As if that weren’t heady enough, in the same era the brothers made friends with the Phoenix engineer and entrepreneur Gilbert Olson, of the Superlite Block Company. As of summer 1960 Superlite advertised that their block factory just west of Central, with twelve Besser block machines working 24 hours a day, wasn’t meeting demand. So they were working four more machines in Tempe. Around that same time Olson came to Charles Schreiber with a prospect. A big one. In Hawaii.
So that’s what led Rick Schreiber, maybe 16 or 19 years old, and his Dad into the top floor of a building in Honolulu. They saw this: a long, polished conference table with a row of executives along one length, all facing a lone figure on the other side. On the other side was Henry J. Kaiser.
Kaiser was maybe 77 and his history already included building Hoover Dam, Bonneville Dam, and that whole winning-World-War-II-with-Liberty-ships thing but, in Rick’s words, still active in his global web of businesses and “still operating like a 30-year-old”, quick-minded, virile, sharp. His edge had always been determined speed. The row of executives represented Kaiser’s various interests in Kaiser Steel, Kaiser Aluminum, Kaiser Motors still producing cars in Argentina and Jeeps in the U.S., Kaiser-Permanente, his worldwide shipping operation, his own banking and financial operations, cement, engineering, broadcasting, on and on. These were all powerful men in their own right. As Rick and his Dad silently took their place at the end of the table, feeling small, Henry J. Kaiser gave Rick a display he never forgot. He worked his way through these executives, gesturing with his cigar, probing each for unspoken issues, correcting their math, playing one against the other, tactically losing his patience, behaving like an industrial titan. Eventually Kaiser’s attention turned to this… architect and his boy.
Charles Schreiber slid a 13-page architectural contract across the table and probably said the name Del Webb once or twice.
Kaiser flipped through the 13 pages, frowned. He said, “No. No, no, no. This contract can’t be that long. Get it down to one page.” He dismissed the Schreibers to a side room with a girl from the typing pool. They frantically cut their contract while Kaiser continued running the planet from the big room. When they came back Kaiser frowned again, took them aside, and said, “No.”
The one page wasn’t to Kaiser’s liking either. “I don’t agree with the fee.” Charles thought, oh hellfire, I’ve come all the way out here for nothing… Kaiser crossed it out. “I want your complete attention to this project. I’ll double your fee. Don’t screw it up.”

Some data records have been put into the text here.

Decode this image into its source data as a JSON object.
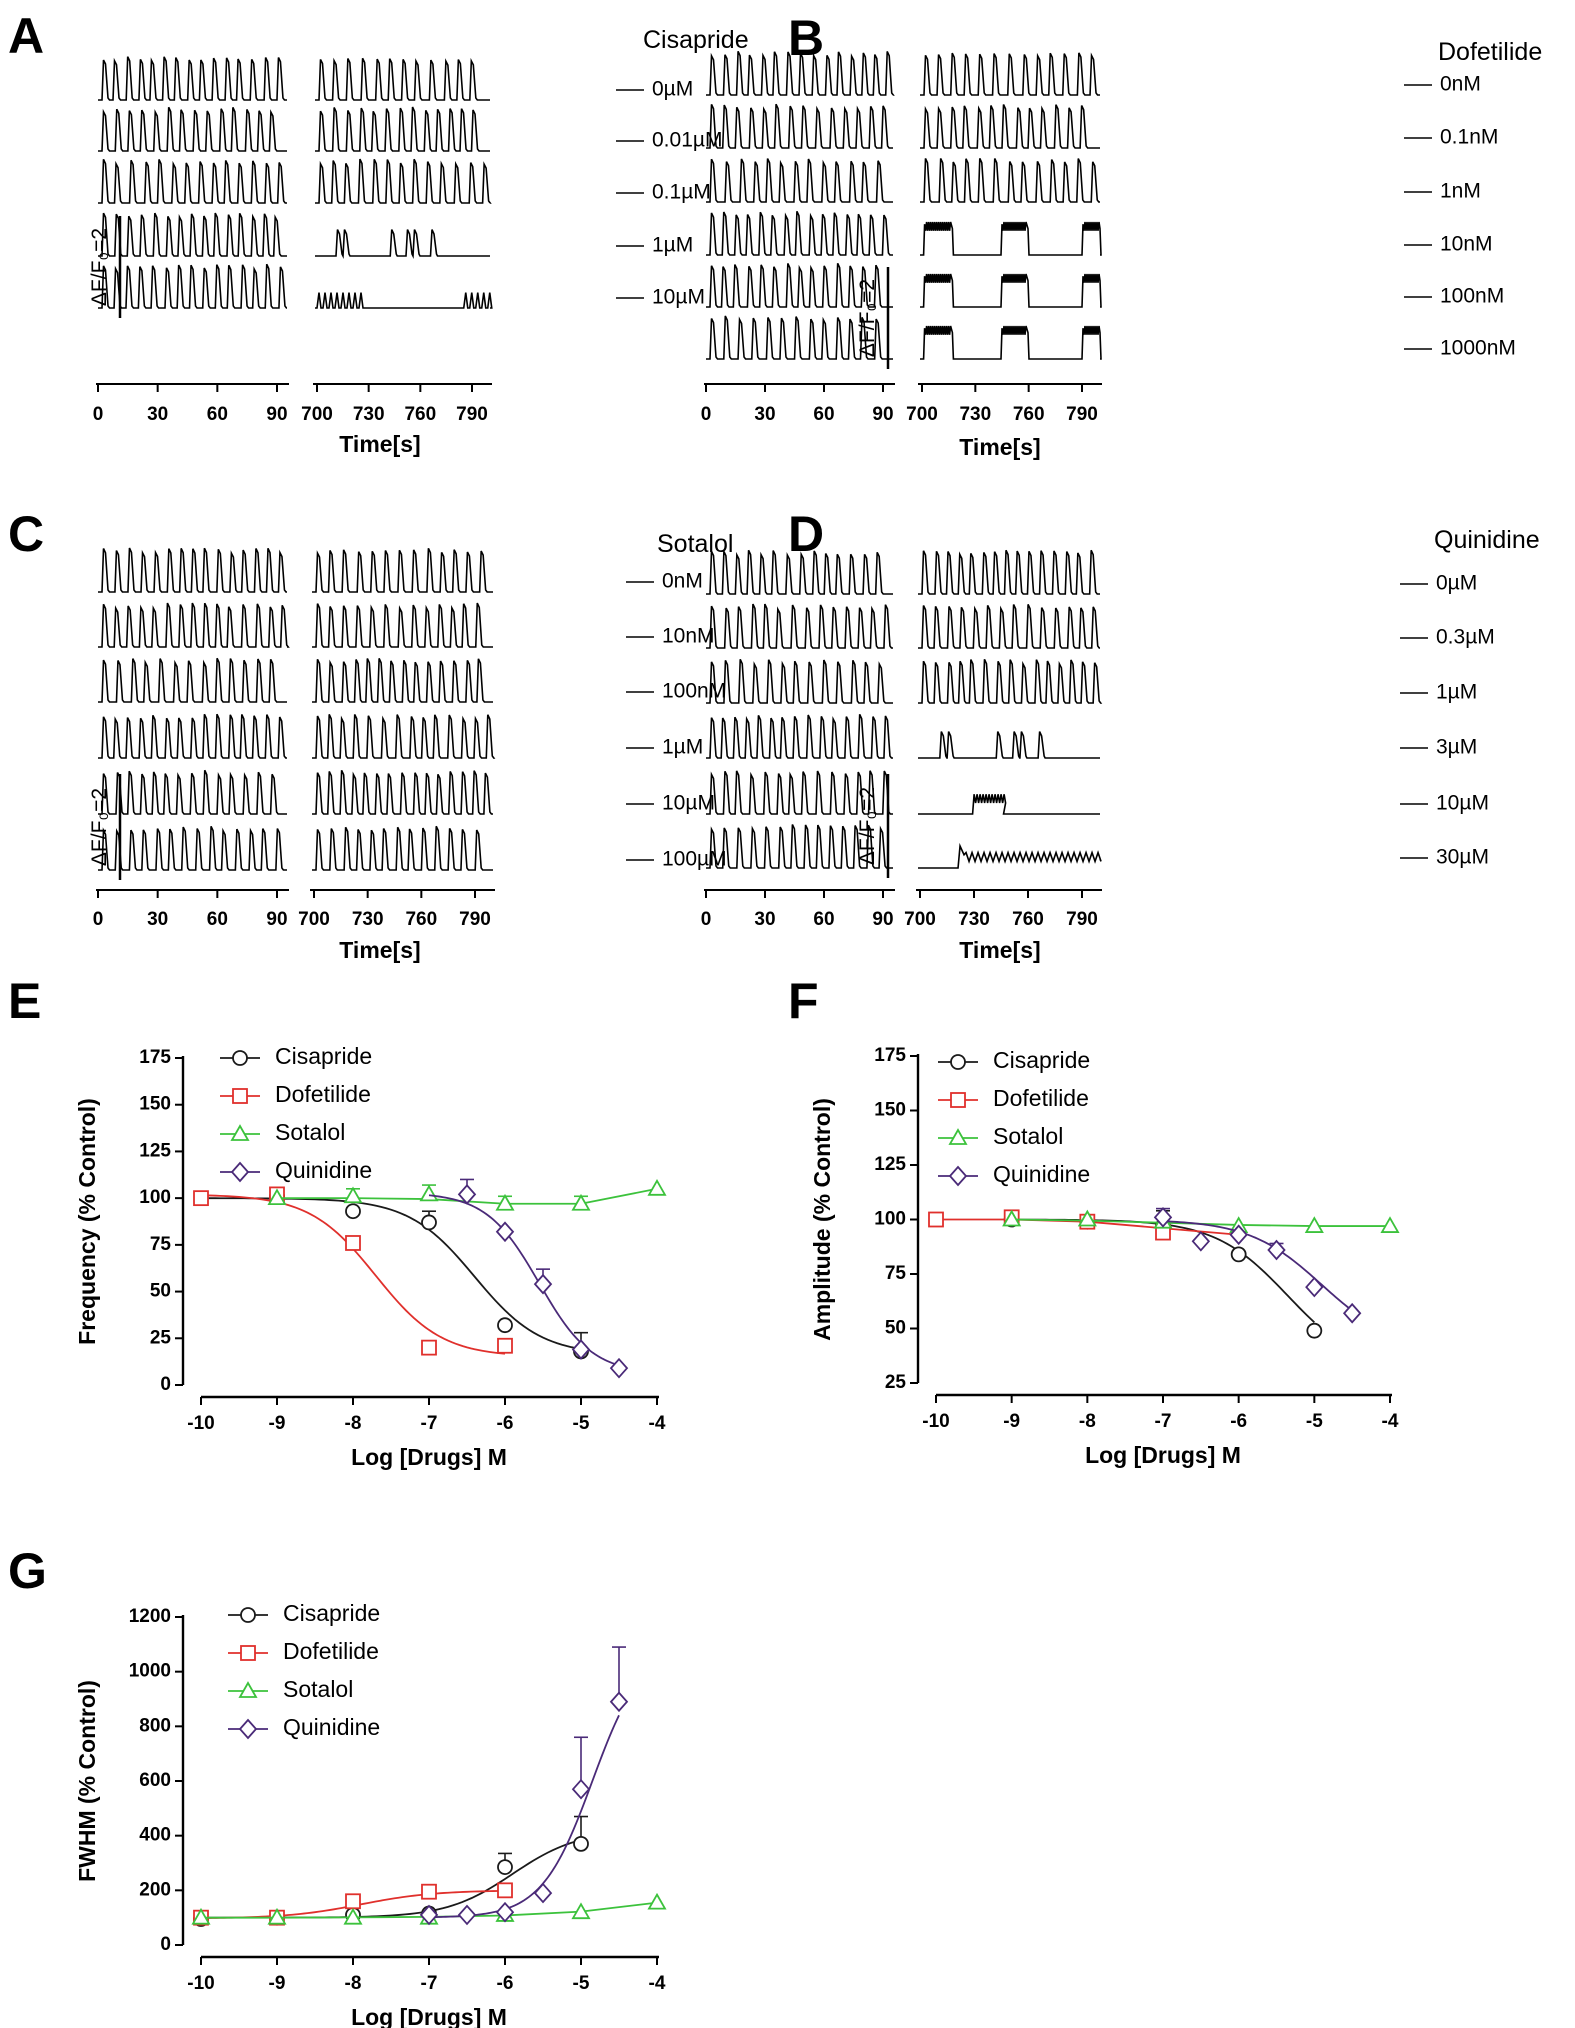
{
  "colors": {
    "Cisapride": "#1a1a1a",
    "Dofetilide": "#e0302c",
    "Sotalol": "#3cc23c",
    "Quinidine": "#4a2a78",
    "axis": "#000000"
  },
  "chart_data": [
    {
      "id": "A",
      "type": "line",
      "subtype": "calcium-traces",
      "panel_label": "A",
      "title": "Cisapride",
      "xlabel": "Time[s]",
      "x_ticks_left": [
        "0",
        "30",
        "60",
        "90"
      ],
      "x_ticks_right": [
        "700",
        "730",
        "760",
        "790"
      ],
      "scale_label": "ΔF/F₀=2",
      "traces": [
        {
          "conc": "0µM",
          "left": "regular",
          "right": "regular"
        },
        {
          "conc": "0.01µM",
          "left": "regular",
          "right": "regular"
        },
        {
          "conc": "0.1µM",
          "left": "regular",
          "right": "regular"
        },
        {
          "conc": "1µM",
          "left": "regular",
          "right": "sparse"
        },
        {
          "conc": "10µM",
          "left": "regular",
          "right": "fibrillation"
        }
      ]
    },
    {
      "id": "B",
      "type": "line",
      "subtype": "calcium-traces",
      "panel_label": "B",
      "title": "Dofetilide",
      "xlabel": "Time[s]",
      "x_ticks_left": [
        "0",
        "30",
        "60",
        "90"
      ],
      "x_ticks_right": [
        "700",
        "730",
        "760",
        "790"
      ],
      "scale_label": "ΔF/F₀=2",
      "traces": [
        {
          "conc": "0nM",
          "left": "regular",
          "right": "regular"
        },
        {
          "conc": "0.1nM",
          "left": "regular",
          "right": "regular"
        },
        {
          "conc": "1nM",
          "left": "regular",
          "right": "regular"
        },
        {
          "conc": "10nM",
          "left": "regular",
          "right": "bursts"
        },
        {
          "conc": "100nM",
          "left": "regular",
          "right": "bursts"
        },
        {
          "conc": "1000nM",
          "left": "regular",
          "right": "bursts"
        }
      ]
    },
    {
      "id": "C",
      "type": "line",
      "subtype": "calcium-traces",
      "panel_label": "C",
      "title": "Sotalol",
      "xlabel": "Time[s]",
      "x_ticks_left": [
        "0",
        "30",
        "60",
        "90"
      ],
      "x_ticks_right": [
        "700",
        "730",
        "760",
        "790"
      ],
      "scale_label": "ΔF/F₀=2",
      "traces": [
        {
          "conc": "0nM",
          "left": "regular",
          "right": "regular"
        },
        {
          "conc": "10nM",
          "left": "regular",
          "right": "regular"
        },
        {
          "conc": "100nM",
          "left": "regular",
          "right": "regular"
        },
        {
          "conc": "1µM",
          "left": "regular",
          "right": "regular"
        },
        {
          "conc": "10µM",
          "left": "regular",
          "right": "regular"
        },
        {
          "conc": "100µM",
          "left": "regular",
          "right": "regular"
        }
      ]
    },
    {
      "id": "D",
      "type": "line",
      "subtype": "calcium-traces",
      "panel_label": "D",
      "title": "Quinidine",
      "xlabel": "Time[s]",
      "x_ticks_left": [
        "0",
        "30",
        "60",
        "90"
      ],
      "x_ticks_right": [
        "700",
        "730",
        "760",
        "790"
      ],
      "scale_label": "ΔF/F₀=2",
      "traces": [
        {
          "conc": "0µM",
          "left": "regular",
          "right": "regular"
        },
        {
          "conc": "0.3µM",
          "left": "regular",
          "right": "regular"
        },
        {
          "conc": "1µM",
          "left": "regular",
          "right": "regular"
        },
        {
          "conc": "3µM",
          "left": "regular",
          "right": "sparse"
        },
        {
          "conc": "10µM",
          "left": "regular",
          "right": "burst-flat"
        },
        {
          "conc": "30µM",
          "left": "regular",
          "right": "oscillation"
        }
      ]
    },
    {
      "id": "E",
      "type": "scatter",
      "panel_label": "E",
      "xlabel": "Log [Drugs] M",
      "ylabel": "Frequency (% Control)",
      "xlim": [
        -10,
        -4
      ],
      "ylim": [
        0,
        175
      ],
      "xticks": [
        -10,
        -9,
        -8,
        -7,
        -6,
        -5,
        -4
      ],
      "yticks": [
        0,
        25,
        50,
        75,
        100,
        125,
        150,
        175
      ],
      "series": [
        {
          "name": "Cisapride",
          "marker": "circle",
          "x": [
            -9,
            -8,
            -7,
            -6,
            -5
          ],
          "y": [
            101,
            93,
            87,
            32,
            18
          ],
          "err": [
            0,
            0,
            6,
            0,
            10
          ],
          "fit": {
            "top": 100,
            "bottom": 16,
            "logec50": -6.4,
            "hill": 1.0,
            "from": -10,
            "to": -5
          }
        },
        {
          "name": "Dofetilide",
          "marker": "square",
          "x": [
            -10,
            -9,
            -8,
            -7,
            -6
          ],
          "y": [
            100,
            102,
            76,
            20,
            21
          ],
          "err": [
            0,
            0,
            0,
            0,
            0
          ],
          "fit": {
            "top": 102,
            "bottom": 15,
            "logec50": -7.7,
            "hill": 1.0,
            "from": -10,
            "to": -6
          }
        },
        {
          "name": "Sotalol",
          "marker": "triangle",
          "x": [
            -9,
            -8,
            -7,
            -6,
            -5,
            -4
          ],
          "y": [
            100,
            101,
            102,
            97,
            97,
            105
          ],
          "err": [
            0,
            4,
            5,
            4,
            4,
            0
          ],
          "fit": {
            "points": [
              [
                -9,
                100
              ],
              [
                -8,
                100
              ],
              [
                -7,
                99.5
              ],
              [
                -6,
                97
              ],
              [
                -5,
                97
              ],
              [
                -4,
                105
              ]
            ]
          }
        },
        {
          "name": "Quinidine",
          "marker": "diamond",
          "x": [
            -6.5,
            -6,
            -5.5,
            -5,
            -4.5
          ],
          "y": [
            102,
            82,
            54,
            19,
            9
          ],
          "err": [
            8,
            0,
            8,
            0,
            0
          ],
          "fit": {
            "top": 103,
            "bottom": 6,
            "logec50": -5.55,
            "hill": 1.25,
            "from": -7,
            "to": -4.5
          }
        }
      ]
    },
    {
      "id": "F",
      "type": "scatter",
      "panel_label": "F",
      "xlabel": "Log [Drugs] M",
      "ylabel": "Amplitude (% Control)",
      "xlim": [
        -10,
        -4
      ],
      "ylim": [
        25,
        175
      ],
      "xticks": [
        -10,
        -9,
        -8,
        -7,
        -6,
        -5,
        -4
      ],
      "yticks": [
        25,
        50,
        75,
        100,
        125,
        150,
        175
      ],
      "series": [
        {
          "name": "Cisapride",
          "marker": "circle",
          "x": [
            -9,
            -8,
            -7,
            -6,
            -5
          ],
          "y": [
            100,
            99,
            97,
            84,
            49
          ],
          "err": [
            0,
            0,
            7,
            0,
            0
          ],
          "fit": {
            "top": 100,
            "bottom": 30,
            "logec50": -5.35,
            "hill": 0.9,
            "from": -9,
            "to": -5
          }
        },
        {
          "name": "Dofetilide",
          "marker": "square",
          "x": [
            -10,
            -9,
            -8,
            -7
          ],
          "y": [
            100,
            101,
            99,
            94
          ],
          "err": [
            0,
            0,
            0,
            0
          ],
          "fit": {
            "points": [
              [
                -10,
                100
              ],
              [
                -9,
                100
              ],
              [
                -8,
                99
              ],
              [
                -7,
                96
              ],
              [
                -6,
                93
              ]
            ]
          }
        },
        {
          "name": "Sotalol",
          "marker": "triangle",
          "x": [
            -9,
            -8,
            -7,
            -6,
            -5,
            -4
          ],
          "y": [
            100,
            100,
            99,
            97,
            97,
            97
          ],
          "err": [
            0,
            0,
            0,
            0,
            0,
            0
          ],
          "fit": {
            "points": [
              [
                -9,
                100
              ],
              [
                -8,
                99.5
              ],
              [
                -7,
                98.5
              ],
              [
                -6,
                97.5
              ],
              [
                -5,
                97
              ],
              [
                -4,
                97
              ]
            ]
          }
        },
        {
          "name": "Quinidine",
          "marker": "diamond",
          "x": [
            -7,
            -6.5,
            -6,
            -5.5,
            -5,
            -4.5
          ],
          "y": [
            101,
            90,
            93,
            86,
            69,
            57
          ],
          "err": [
            4,
            0,
            0,
            3,
            0,
            0
          ],
          "fit": {
            "top": 100,
            "bottom": 40,
            "logec50": -4.9,
            "hill": 0.9,
            "from": -7,
            "to": -4.5
          }
        }
      ]
    },
    {
      "id": "G",
      "type": "scatter",
      "panel_label": "G",
      "xlabel": "Log [Drugs] M",
      "ylabel": "FWHM (% Control)",
      "xlim": [
        -10,
        -4
      ],
      "ylim": [
        0,
        1200
      ],
      "xticks": [
        -10,
        -9,
        -8,
        -7,
        -6,
        -5,
        -4
      ],
      "yticks": [
        0,
        200,
        400,
        600,
        800,
        1000,
        1200
      ],
      "series": [
        {
          "name": "Cisapride",
          "marker": "circle",
          "x": [
            -10,
            -9,
            -8,
            -7,
            -6,
            -5
          ],
          "y": [
            95,
            100,
            110,
            115,
            285,
            370
          ],
          "err": [
            0,
            0,
            0,
            0,
            50,
            100
          ],
          "fit": {
            "top": 420,
            "bottom": 100,
            "logec50": -5.9,
            "hill": 1.0,
            "from": -10,
            "to": -5
          }
        },
        {
          "name": "Dofetilide",
          "marker": "square",
          "x": [
            -10,
            -9,
            -8,
            -7,
            -6
          ],
          "y": [
            100,
            100,
            160,
            195,
            200
          ],
          "err": [
            0,
            0,
            0,
            0,
            0
          ],
          "fit": {
            "top": 200,
            "bottom": 97,
            "logec50": -7.9,
            "hill": 0.9,
            "from": -10,
            "to": -6
          }
        },
        {
          "name": "Sotalol",
          "marker": "triangle",
          "x": [
            -10,
            -9,
            -8,
            -7,
            -6,
            -5,
            -4
          ],
          "y": [
            100,
            100,
            100,
            100,
            110,
            120,
            155
          ],
          "err": [
            0,
            0,
            0,
            0,
            0,
            0,
            0
          ],
          "fit": {
            "points": [
              [
                -10,
                100
              ],
              [
                -9,
                100
              ],
              [
                -8,
                101
              ],
              [
                -7,
                103
              ],
              [
                -6,
                108
              ],
              [
                -5,
                122
              ],
              [
                -4,
                155
              ]
            ]
          }
        },
        {
          "name": "Quinidine",
          "marker": "diamond",
          "x": [
            -7,
            -6.5,
            -6,
            -5.5,
            -5,
            -4.5
          ],
          "y": [
            110,
            110,
            120,
            190,
            570,
            890
          ],
          "err": [
            0,
            0,
            0,
            0,
            190,
            200
          ],
          "fit": {
            "top": 1100,
            "bottom": 100,
            "logec50": -4.85,
            "hill": 1.3,
            "from": -7,
            "to": -4.5
          }
        }
      ]
    }
  ]
}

In a calmer moment it came out that, after years of careful maneuvering, Kaiser had wrestled away 6000 acres of land from the Bishop Estate. Land was extremely tight on Hawaii. The “Big Five” had a lock on the real estate market and they weren’t letting go. “I’m not smarter than you are,” Kaiser said, “I just know something you don’t.” Part of his master plan was the dredging of Kuapa Pond for a private marina, everybody knew that. But the simple, stunning sleight of hand was this: Kaiser was going to set up a temporary factory on site to process the dredged-up rock and stone and coral into block. Free materials, on site. No imports. No trans-Pacific shipping costs. That’s where Olson’s block-making expertise came in, and where the margin came from that made the project lucrative.
And that’s how Charles Schreiber spent two or three years under Kaiser’s wing, up before breakfast for extended tours up and down the jagged black volcanic slopes in a custom-welded elongated shocking pink jeep, driven by a silent black chauffeur, knocking out eight thousand houses everybody knows as Hawaii Kai.